A recent essay in The Guardian went so far as to say Trump’s candidacy has made the Netflix series “obsolete,” noting that the fictional President Underwood’s need to put a politically correct spin on his bad behavior for voters is the antithesis of The Donald and his minions reveling in profane, misogynistic, arm-grabbing political incorrectness. I see the point, yet there’s something quite telling in how “House of Cards” relates to the current state of political marketing affairs in this country.

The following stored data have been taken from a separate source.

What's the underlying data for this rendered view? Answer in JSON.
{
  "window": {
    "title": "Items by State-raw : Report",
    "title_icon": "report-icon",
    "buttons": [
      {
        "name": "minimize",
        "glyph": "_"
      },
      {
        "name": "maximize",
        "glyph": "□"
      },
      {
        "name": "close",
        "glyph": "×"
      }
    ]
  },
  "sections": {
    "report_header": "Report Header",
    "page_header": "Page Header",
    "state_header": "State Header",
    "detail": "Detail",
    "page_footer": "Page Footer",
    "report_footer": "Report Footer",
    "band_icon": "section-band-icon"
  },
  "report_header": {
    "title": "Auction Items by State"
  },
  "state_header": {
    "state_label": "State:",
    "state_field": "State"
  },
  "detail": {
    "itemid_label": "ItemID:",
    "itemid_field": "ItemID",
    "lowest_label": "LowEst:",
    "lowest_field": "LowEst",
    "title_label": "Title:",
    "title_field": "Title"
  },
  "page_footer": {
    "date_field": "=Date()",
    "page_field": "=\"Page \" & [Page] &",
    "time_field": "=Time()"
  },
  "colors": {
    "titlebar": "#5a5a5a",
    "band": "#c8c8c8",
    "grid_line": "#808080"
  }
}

After being underdogs throughout the season, Underwood & Underwood's chance to win the White House increase significantly -- after Claire gives a speech saying that their unconventional marriage and presidential partnership is to be celebrated for its pure audacity and unadulterated “ends justify the means” ethos of winning regardless of cost.
In “House of Cards,” purloined data on the populace, gathered by the NSA and analyzed by the Underwoods’ research guru, shows the First Lady has hit a major chord. Voters are turned on by the beyond-boundaries power glow exuded by the ultimate power couple. With the Underwoods, it’s all about them, as it is with The Donald. Regardless of the odd, Teflon-topped persona that has lured in the disenfranchised, it’s still All About Him. Rule the way you want to rule and the masses will follow, convention (Republican or otherwise) be damned.
A major plot point this season about how the Underwoods hyper-target voters to boost their White House ambitions is one more reason “House of Cards” is so the über-Neflix original. Isn’t big data Netflix’s not-so-secret weapon, used to expertly market product, and tailor and target our tastes? Isn’t that how Netflix has upended the industry and made the rest of the media landscape seem like a house of cards?
I wonder what would happen if you saw a photograph comparing the hands of Donald Trump to the hands of Frank Underwood. Could you tell which was which? Is that a Trump Steak I see President Underwood slicing into, and is he washing it down with a Trump Vineyards Cabernet? If not, why not?
Why can’t we live in a universe where a Donald Trump presidency is just as much a fiction? Because if it actually happens (spoiler alert!), it’ll be as frightening as bingeing on “Oz” before bedtime.